One of the central claims Democratic presidential candidate Joe Biden has made about his ties to the civil rights movement is coming under close scrutiny. Biden's consistent assertion that he regularly attended a black church in Wilmington, Delaware, where he participated in civil rights training sessions, is now being contested by people who were there.
Several members of Union Baptist Church have said they have no memory of ever seeing Biden as a teenager at their church. Further, they say that the former vice president only met the church's pastor, Otis Herring, once he was into his adulthood.
Biden has repeatedly said his involvement at Union was formative and significant.
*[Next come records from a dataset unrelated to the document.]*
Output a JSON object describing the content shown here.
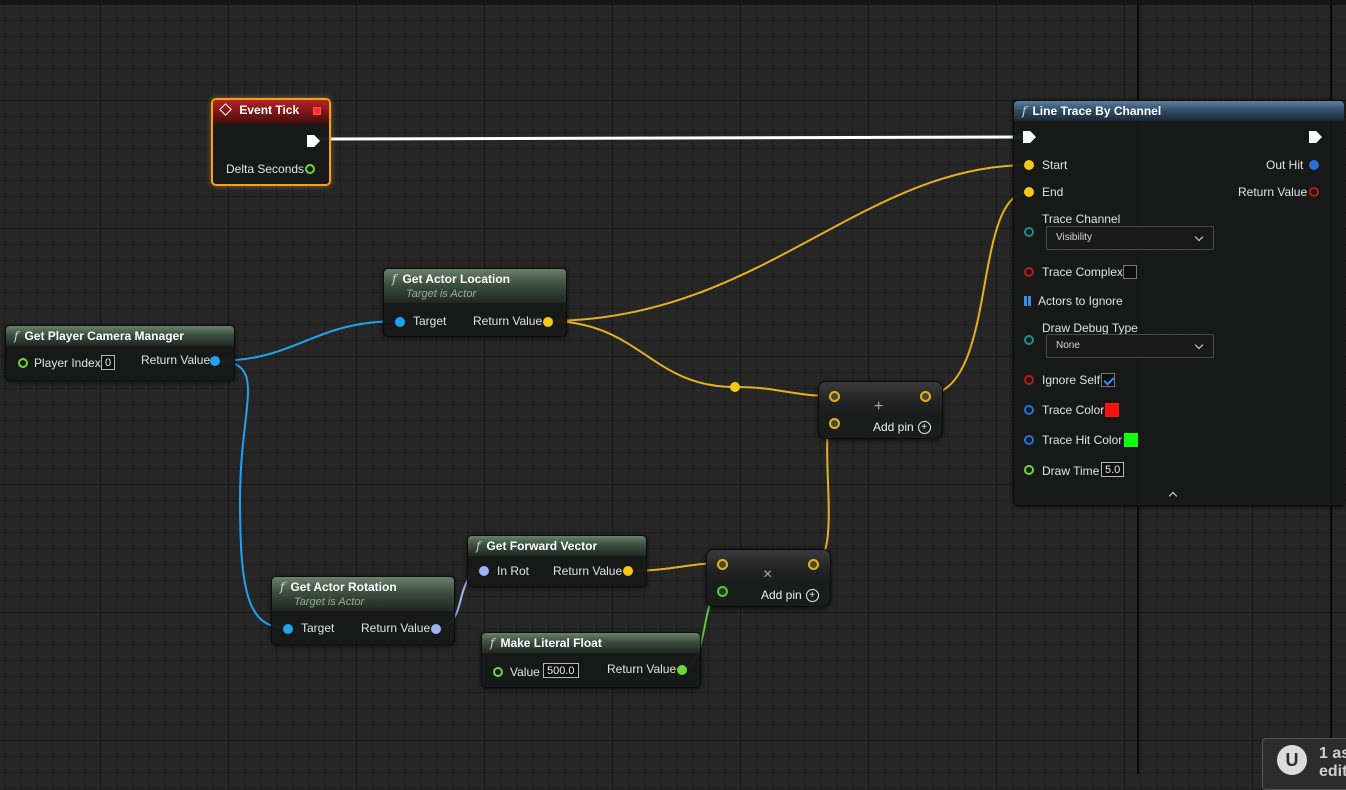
{
  "nodes": {
    "event_tick": {
      "title": "Event Tick",
      "pin_delta": "Delta Seconds"
    },
    "get_player_camera_manager": {
      "title": "Get Player Camera Manager",
      "pin_player_index": "Player Index",
      "player_index_value": "0",
      "pin_return": "Return Value"
    },
    "get_actor_location": {
      "title": "Get Actor Location",
      "subtitle": "Target is Actor",
      "pin_target": "Target",
      "pin_return": "Return Value"
    },
    "get_actor_rotation": {
      "title": "Get Actor Rotation",
      "subtitle": "Target is Actor",
      "pin_target": "Target",
      "pin_return": "Return Value"
    },
    "get_forward_vector": {
      "title": "Get Forward Vector",
      "pin_in_rot": "In Rot",
      "pin_return": "Return Value"
    },
    "make_literal_float": {
      "title": "Make Literal Float",
      "pin_value": "Value",
      "value": "500.0",
      "pin_return": "Return Value"
    },
    "add_node": {
      "symbol": "+",
      "add_pin": "Add pin"
    },
    "multiply_node": {
      "symbol": "×",
      "add_pin": "Add pin"
    },
    "line_trace": {
      "title": "Line Trace By Channel",
      "pin_start": "Start",
      "pin_end": "End",
      "pin_out_hit": "Out Hit",
      "pin_return": "Return Value",
      "trace_channel_label": "Trace Channel",
      "trace_channel_value": "Visibility",
      "trace_complex_label": "Trace Complex",
      "actors_to_ignore_label": "Actors to Ignore",
      "draw_debug_type_label": "Draw Debug Type",
      "draw_debug_type_value": "None",
      "ignore_self_label": "Ignore Self",
      "trace_color_label": "Trace Color",
      "trace_color": "#ff1010",
      "trace_hit_color_label": "Trace Hit Color",
      "trace_hit_color": "#10ff10",
      "draw_time_label": "Draw Time",
      "draw_time_value": "5.0"
    }
  },
  "notification": {
    "text_line1": "1 as",
    "text_line2": "edit"
  },
  "colors": {
    "vector_pin": "#f7c81a",
    "object_pin": "#1fa3f0",
    "rotator_pin": "#9fb4f7",
    "float_pin": "#6cd63c",
    "exec_wire": "#ffffff",
    "selection": "#f2a21c"
  }
}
"When I was a teenager in Delaware, for real, I got involved in the civil rights movement," Biden said last January at the Bethlehem Baptist Church in South Carolina. "I'd go to 8 o'clock Mass, then I'd go to Reverend Herring's church where we'd meet in order to organize and figure where we were going to go, whether we were going to desegregate the Rialto movie theater or what we were going to do. I got my education, for real, in the black church, and that's not hyperbole, it's a fact."
Herring's assistant Phyllis Drummond, who has been a mainstay at Union Baptist for decades, flatly rejected the idea that Biden ever attended the church.
"No," she said, "not at our building."
Biden's claim to have been involved with the church as a junior in high school also contradicts a different statement he made previously that he "didn't know any black people" before working at the largely black public pool in Wilmington in 1962, a year out of high school.